Um consenso entre os entrevistados desta reportagem sobre a grande guinada da construção civil em Chapecó é a mão de obra que vem de outros estados, principalmente do nordeste – a exemplo de Eucivan – e de outros países como Venezuela e Haiti, em busca de novas oportunidades. “Tem obras em que 97% são trabalhadores nordestinos. Eles vêm porque o salário e as condições são melhores. A maioria deles estão em alojamentos e acordam com a empresa para trabalhar alguns sábados por mês, meio período ou o dia todo, como hora extra. Para o empregado fica bom, porque trabalha mais para enviar dinheiro para a família. O mesmo acontece com os estrangeiros”, relata Izelda Oro, presidente do Sindicato dos Trabalhadores nas Indústrias da Construção e do Mobiliário (Siticom).

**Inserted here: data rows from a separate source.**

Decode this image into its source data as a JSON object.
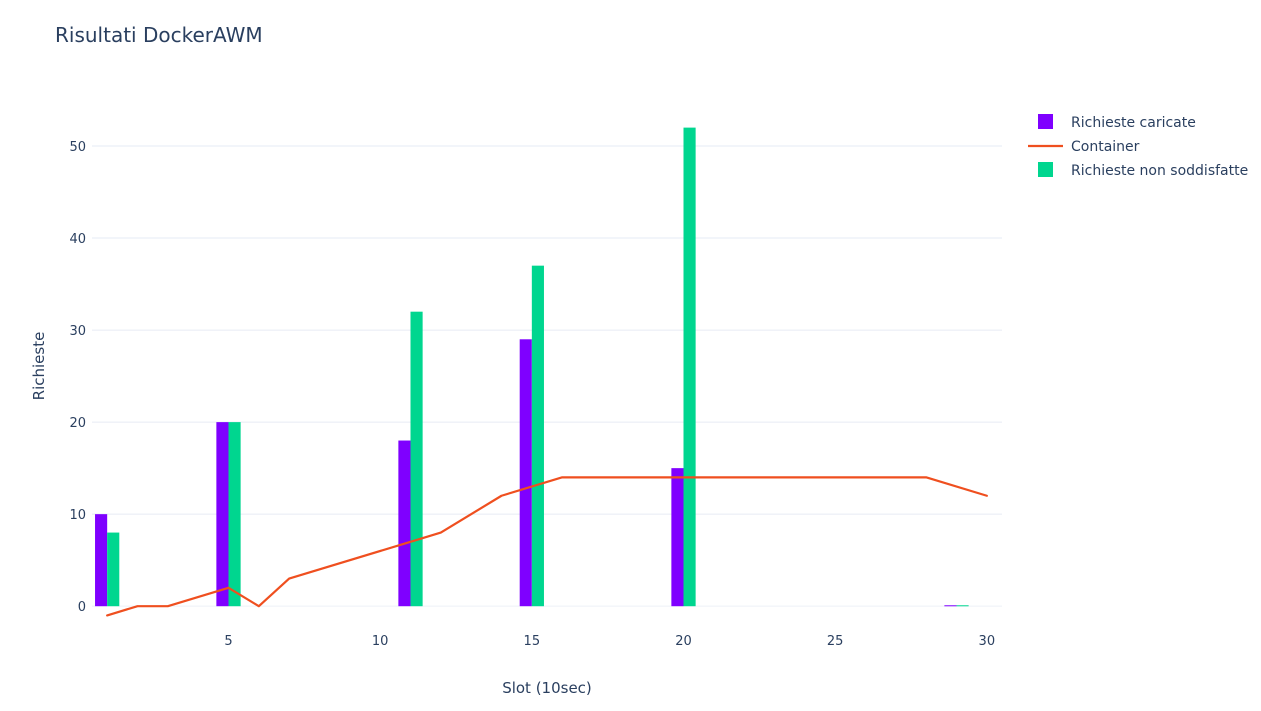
{
  "chart_data": {
    "type": "bar",
    "title": "Risultati DockerAWM",
    "xlabel": "Slot (10sec)",
    "ylabel": "Richieste",
    "xlim": [
      0.5,
      30.5
    ],
    "ylim": [
      -1.5,
      55
    ],
    "x_ticks": [
      5,
      10,
      15,
      20,
      25,
      30
    ],
    "y_ticks": [
      0,
      10,
      20,
      30,
      40,
      50
    ],
    "grid": "horizontal",
    "legend_position": "top-right",
    "series": [
      {
        "name": "Richieste caricate",
        "type": "bar",
        "color": "#7f00ff",
        "x": [
          1,
          5,
          11,
          15,
          20,
          29
        ],
        "values": [
          10,
          20,
          18,
          29,
          15,
          0.1
        ]
      },
      {
        "name": "Container",
        "type": "line",
        "color": "#ef4f1f",
        "x": [
          1,
          2,
          3,
          5,
          6,
          7,
          11,
          12,
          14,
          16,
          20,
          28,
          30
        ],
        "values": [
          -1,
          0,
          0,
          2,
          0,
          3,
          7,
          8,
          12,
          14,
          14,
          14,
          12
        ]
      },
      {
        "name": "Richieste non soddisfatte",
        "type": "bar",
        "color": "#00d68f",
        "x": [
          1,
          5,
          11,
          15,
          20,
          29
        ],
        "values": [
          8,
          20,
          32,
          37,
          52,
          0.1
        ]
      }
    ]
  }
}
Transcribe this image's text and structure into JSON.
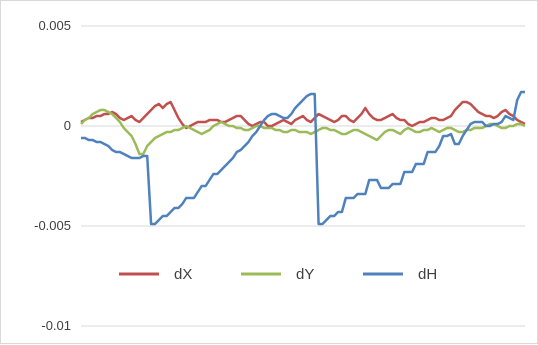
{
  "chart_data": {
    "type": "line",
    "title": "",
    "xlabel": "",
    "ylabel": "",
    "ylim": [
      -0.01,
      0.005
    ],
    "yticks": [
      "0.005",
      "0",
      "-0.005",
      "-0.01"
    ],
    "yticks_values": [
      0.005,
      0,
      -0.005,
      -0.01
    ],
    "x": [
      1,
      2,
      3,
      4,
      5,
      6,
      7,
      8,
      9,
      10,
      11,
      12,
      13,
      14,
      15,
      16,
      17,
      18,
      19,
      20,
      21,
      22,
      23,
      24,
      25,
      26,
      27,
      28,
      29,
      30,
      31,
      32,
      33,
      34,
      35,
      36,
      37,
      38,
      39,
      40,
      41,
      42,
      43,
      44,
      45,
      46,
      47,
      48,
      49,
      50,
      51,
      52,
      53,
      54,
      55,
      56,
      57,
      58,
      59,
      60,
      61,
      62,
      63,
      64,
      65,
      66,
      67,
      68,
      69,
      70,
      71,
      72,
      73,
      74,
      75,
      76,
      77,
      78,
      79,
      80,
      81,
      82,
      83,
      84,
      85,
      86,
      87,
      88,
      89,
      90,
      91,
      92,
      93,
      94,
      95,
      96,
      97,
      98,
      99,
      100,
      101,
      102,
      103,
      104,
      105,
      106,
      107,
      108,
      109,
      110,
      111,
      112,
      113,
      114,
      115
    ],
    "grid": "horizontal",
    "legend": "bottom",
    "series": [
      {
        "name": "dX",
        "color": "#c0504d",
        "values": [
          0.0002,
          0.0003,
          0.0004,
          0.0004,
          0.0005,
          0.0005,
          0.0006,
          0.0006,
          0.0007,
          0.0006,
          0.0004,
          0.0003,
          0.0004,
          0.0005,
          0.0003,
          0.0002,
          0.0004,
          0.0006,
          0.0008,
          0.001,
          0.0011,
          0.0009,
          0.0011,
          0.0012,
          0.0008,
          0.0004,
          0.0001,
          -0.0001,
          0.0,
          0.0001,
          0.0002,
          0.0002,
          0.0002,
          0.0003,
          0.0003,
          0.0003,
          0.0002,
          0.0002,
          0.0003,
          0.0004,
          0.0005,
          0.0005,
          0.0003,
          0.0001,
          0.0,
          0.0001,
          0.0002,
          0.0002,
          0.0,
          0.0,
          0.0001,
          0.0002,
          0.0003,
          0.0002,
          0.0001,
          0.0003,
          0.0004,
          0.0005,
          0.0003,
          0.0002,
          0.0004,
          0.0006,
          0.0005,
          0.0004,
          0.0003,
          0.0002,
          0.0003,
          0.0005,
          0.0005,
          0.0003,
          0.0002,
          0.0004,
          0.0006,
          0.0009,
          0.0006,
          0.0004,
          0.0003,
          0.0003,
          0.0004,
          0.0005,
          0.0006,
          0.0004,
          0.0003,
          0.0003,
          0.0001,
          0.0,
          0.0001,
          0.0002,
          0.0002,
          0.0003,
          0.0004,
          0.0004,
          0.0003,
          0.0003,
          0.0004,
          0.0005,
          0.0008,
          0.001,
          0.0012,
          0.0012,
          0.0011,
          0.0009,
          0.0007,
          0.0006,
          0.0005,
          0.0005,
          0.0004,
          0.0005,
          0.0007,
          0.0008,
          0.0006,
          0.0005,
          0.0003,
          0.0002,
          0.0001
        ]
      },
      {
        "name": "dY",
        "color": "#9bbb59",
        "values": [
          0.0001,
          0.0003,
          0.0004,
          0.0006,
          0.0007,
          0.0008,
          0.0008,
          0.0007,
          0.0006,
          0.0004,
          0.0002,
          -0.0001,
          -0.0003,
          -0.0005,
          -0.0009,
          -0.0014,
          -0.0014,
          -0.001,
          -0.0008,
          -0.0006,
          -0.0005,
          -0.0004,
          -0.0003,
          -0.0003,
          -0.0002,
          -0.0002,
          -0.0001,
          0.0,
          -0.0001,
          -0.0002,
          -0.0003,
          -0.0004,
          -0.0003,
          -0.0002,
          0.0,
          0.0001,
          0.0002,
          0.0001,
          0.0,
          0.0,
          -0.0001,
          -0.0001,
          -0.0002,
          -0.0002,
          -0.0001,
          0.0,
          0.0,
          -0.0001,
          -0.0001,
          -0.0001,
          -0.0002,
          -0.0002,
          -0.0003,
          -0.0003,
          -0.0002,
          -0.0002,
          -0.0003,
          -0.0003,
          -0.0003,
          -0.0004,
          -0.0003,
          -0.0002,
          -0.0001,
          -0.0001,
          -0.0002,
          -0.0002,
          -0.0003,
          -0.0004,
          -0.0004,
          -0.0003,
          -0.0002,
          -0.0002,
          -0.0003,
          -0.0004,
          -0.0005,
          -0.0006,
          -0.0007,
          -0.0005,
          -0.0003,
          -0.0002,
          -0.0002,
          -0.0003,
          -0.0004,
          -0.0002,
          -0.0001,
          -0.0002,
          -0.0003,
          -0.0003,
          -0.0002,
          -0.0002,
          -0.0001,
          -0.0002,
          -0.0003,
          -0.0002,
          -0.0001,
          -0.0001,
          -0.0002,
          -0.0003,
          -0.0003,
          -0.0002,
          -0.0002,
          -0.0001,
          -0.0001,
          -0.0001,
          0.0,
          0.0001,
          0.0001,
          0.0,
          -0.0001,
          -0.0001,
          0.0,
          0.0,
          0.0001,
          0.0001,
          0.0
        ]
      },
      {
        "name": "dH",
        "color": "#4f81bd",
        "values": [
          -0.0006,
          -0.0006,
          -0.0007,
          -0.0007,
          -0.0008,
          -0.0008,
          -0.0009,
          -0.001,
          -0.0012,
          -0.0013,
          -0.0013,
          -0.0014,
          -0.0015,
          -0.0016,
          -0.0016,
          -0.0016,
          -0.0015,
          -0.0015,
          -0.0049,
          -0.0049,
          -0.0047,
          -0.0045,
          -0.0045,
          -0.0043,
          -0.0041,
          -0.0041,
          -0.0039,
          -0.0036,
          -0.0036,
          -0.0036,
          -0.0033,
          -0.003,
          -0.003,
          -0.0027,
          -0.0024,
          -0.0024,
          -0.0022,
          -0.002,
          -0.0018,
          -0.0016,
          -0.0013,
          -0.0012,
          -0.001,
          -0.0008,
          -0.0005,
          -0.0003,
          0.0,
          0.0003,
          0.0005,
          0.0006,
          0.0006,
          0.0005,
          0.0004,
          0.0004,
          0.0006,
          0.0009,
          0.0011,
          0.0013,
          0.0015,
          0.0016,
          0.0016,
          -0.0049,
          -0.0049,
          -0.0047,
          -0.0045,
          -0.0045,
          -0.0043,
          -0.0043,
          -0.0036,
          -0.0036,
          -0.0036,
          -0.0034,
          -0.0034,
          -0.0034,
          -0.0027,
          -0.0027,
          -0.0027,
          -0.0031,
          -0.0031,
          -0.0031,
          -0.0029,
          -0.0029,
          -0.0029,
          -0.0023,
          -0.0023,
          -0.0023,
          -0.0019,
          -0.0019,
          -0.0019,
          -0.0013,
          -0.0013,
          -0.0013,
          -0.001,
          -0.0005,
          -0.0005,
          -0.0004,
          -0.0009,
          -0.0009,
          -0.0005,
          -0.0002,
          0.0001,
          0.0002,
          0.0002,
          0.0002,
          0.0,
          0.0,
          0.0001,
          0.0001,
          0.0002,
          0.0005,
          0.0004,
          0.0003,
          0.0013,
          0.0017,
          0.0017
        ]
      }
    ]
  }
}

Apesar dessa oferta de qualificação interna, Izelda avalia poucas vantagens que mantêm os trabalhadores na construção civil em Chapecó. Comparando com outro setor que concorre com essa mão de obra, a presidente do Siticom elenca os benefícios da agroindústria, que oferece almoço gratuito, cesta básica e Programa de Participação nos Lucros e Resultados. “Hoje, só o salário não é mais suficiente para garantir a mão de obra qualificada no setor da construção, e a desqualificada recebe menos. Neste cenário, temos muitos trabalhadores sem registro, vários terceirizados, falta de saúde e segurança e, principalmente, a redução do poder aquisitivo. Quem perde sempre é o trabalhador, por causa da inflação, que só tem reajuste de salário quando o sindicato negocia”, afirma.

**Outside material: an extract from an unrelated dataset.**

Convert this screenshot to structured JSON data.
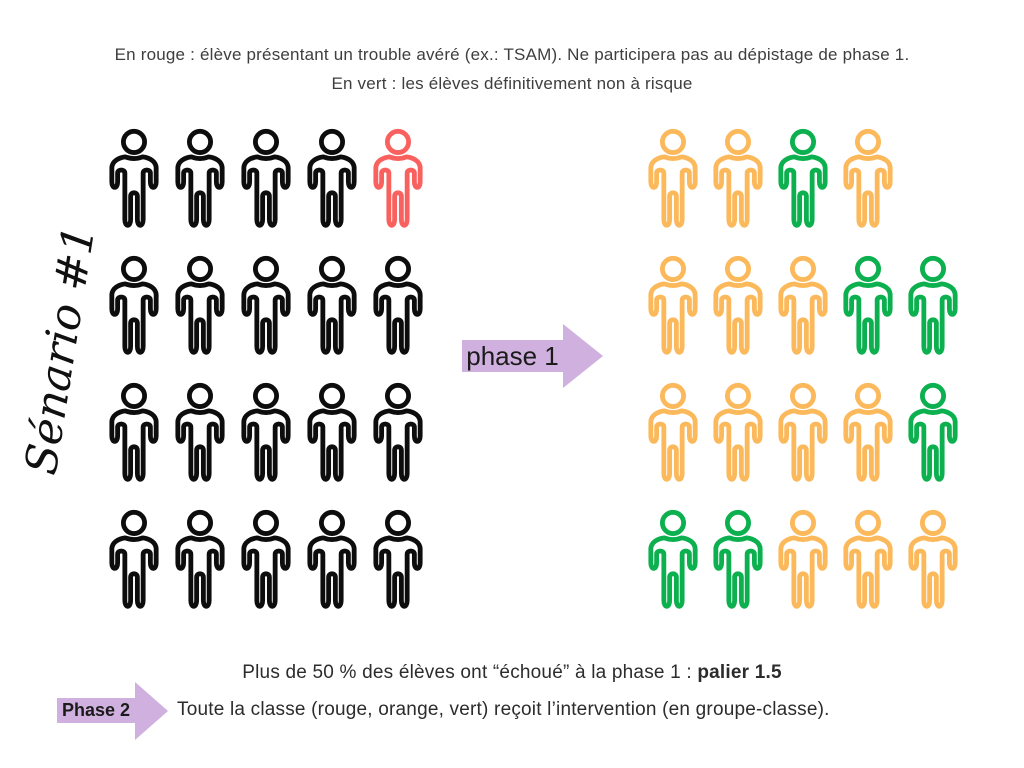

Mesmo com as dificuldades, a construção civil é um dos setores responsáveis por manter Chapecó na quarta posição entre as maiores economias de Santa Catarina pelo segundo ano consecutivo. Prosperidade construída por mãos como a de Eucivan, com orgulho pelo trabalho que desempenha. “Faço com respeito. Não sou eu que vou morar aqui, mas alguém vai. Se não gostasse, ia embora. A minha casa é minha mochila. Hoje eu tô aqui, se não der certo, já vou para outra obra. O trabalho é para ajudar meus pais, que moram lá na Paraíba, no sertão mesmo. Meu suor e meu futuro estão em jogo. Estou ganhando, mas estou pensando no meu futuro, lá na frente”.